A cloud based solution such as AWS provides high scalability and high availability. Nodes can be added and removed dynamically, storage can be expanded with virtually as much storage as you afford.
Data is initially staged in Amazon S3 which provides high performance storage and supports parquet format to handle massive amounts of data.
Redshift is a very popular AWS database for hosting Data Warehouses. It is highly scalable and a clusted can be spun up in minutes. It provides many ways to partition data as well. Since it is directly licensed by Amazon, no additional licensing costs are incurred apart from the usage fee.
The ETL pipeline is handled by Apache Airflow that is a fairly mature Opensource tool for handling DAGs. It can seamlessly connect to AWS to run ETL at various schedules.



* Propose how often the data should be updated and why.
Data as in the supplied dataset can be loaded on a monthly basis. The SAS files are partitioned by month and are probably available at the beginning of the following month. Initial analysis shows that the monthly volume is around 3 million rows which is pretty small and is easily handled by a 2 node Redshift cluster.


* Write a description of how you would approach the problem differently under the following scenarios:
 * The data was increased by 100x.
 If the data set increases by 100x, that would amount to 300 million rows per month. While this can be easily ingested into a 16 node (or larger) high performance SSD Redshift cluster, resources may not see full utilization after the load is complete. It is best to receive smaller SAS datasets on a daily basis that would amount to 10 million rows and can be efficiently loaded using a 8 node cluster.
 
 * The data populates a dashboard that must be updated on a daily basis by 7am every day.
 The SLA here is load the dashboard data by 7 am. The Airflow DAG can be set up with a 'sla' parameter setting to ensure loads complete by 6 am to provide some buffer. A 'sla_miss_callback' function can be implemented in the DAG to alery oncall personnel in case the loads do not complete on time. 
 
 * The database needed to be accessed by 100+ people.

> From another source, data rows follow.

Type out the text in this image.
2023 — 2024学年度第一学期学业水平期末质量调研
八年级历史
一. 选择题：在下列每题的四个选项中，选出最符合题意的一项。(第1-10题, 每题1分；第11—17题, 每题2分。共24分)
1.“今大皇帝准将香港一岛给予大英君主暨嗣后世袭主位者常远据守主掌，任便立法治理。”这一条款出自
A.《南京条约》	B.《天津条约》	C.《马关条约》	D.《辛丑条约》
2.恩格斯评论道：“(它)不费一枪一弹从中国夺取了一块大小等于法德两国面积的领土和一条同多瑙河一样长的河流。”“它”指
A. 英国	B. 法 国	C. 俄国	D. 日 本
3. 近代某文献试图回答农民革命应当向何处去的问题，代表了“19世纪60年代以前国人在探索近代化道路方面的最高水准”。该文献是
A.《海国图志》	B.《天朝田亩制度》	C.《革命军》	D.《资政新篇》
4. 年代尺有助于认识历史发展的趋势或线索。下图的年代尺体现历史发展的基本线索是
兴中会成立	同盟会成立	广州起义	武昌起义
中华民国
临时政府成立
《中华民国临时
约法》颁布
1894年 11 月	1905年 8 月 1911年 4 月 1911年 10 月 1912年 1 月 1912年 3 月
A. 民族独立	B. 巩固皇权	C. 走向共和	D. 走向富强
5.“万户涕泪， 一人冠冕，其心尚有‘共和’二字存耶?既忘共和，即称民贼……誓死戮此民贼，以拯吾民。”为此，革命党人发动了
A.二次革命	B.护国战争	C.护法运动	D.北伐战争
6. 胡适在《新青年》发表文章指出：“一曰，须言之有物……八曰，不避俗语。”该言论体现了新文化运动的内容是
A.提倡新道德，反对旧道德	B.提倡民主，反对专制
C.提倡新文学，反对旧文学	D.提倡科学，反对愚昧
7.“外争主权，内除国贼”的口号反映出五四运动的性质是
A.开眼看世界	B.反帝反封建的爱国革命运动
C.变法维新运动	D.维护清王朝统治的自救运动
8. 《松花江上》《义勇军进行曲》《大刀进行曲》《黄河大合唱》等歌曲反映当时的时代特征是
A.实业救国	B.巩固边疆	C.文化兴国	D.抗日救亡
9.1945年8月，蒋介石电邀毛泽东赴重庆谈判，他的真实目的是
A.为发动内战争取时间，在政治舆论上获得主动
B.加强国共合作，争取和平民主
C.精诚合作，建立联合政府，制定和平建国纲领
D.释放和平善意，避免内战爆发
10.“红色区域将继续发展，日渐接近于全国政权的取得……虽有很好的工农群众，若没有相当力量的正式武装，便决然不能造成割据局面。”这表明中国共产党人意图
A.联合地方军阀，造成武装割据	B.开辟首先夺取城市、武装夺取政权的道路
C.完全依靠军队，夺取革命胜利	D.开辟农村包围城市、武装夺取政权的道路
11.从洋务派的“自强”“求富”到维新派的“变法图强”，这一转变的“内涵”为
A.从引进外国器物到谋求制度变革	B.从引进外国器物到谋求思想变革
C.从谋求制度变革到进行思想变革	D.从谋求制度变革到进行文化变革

 This is a read heavy scenario. 
 A 16 or 32 node Redshift cluster can be created to support 100's of users.
 Depending on the queries, additional summary tables also called cubes can be created as part of the ETL to support summarization queries. 
 Smaller  tables can use the distribution feature and larger tables can use the sorted key feature to store data in the sorted order to  improve query performance for useds.
 Redshift materialized views can also be created to support such summarizations transparaently. 
 If the users need to query detailed data, one or more Cassandra tables can be created based on the user queries on appropriately sized cluster to provide response times of less than a few seconds or less than a second.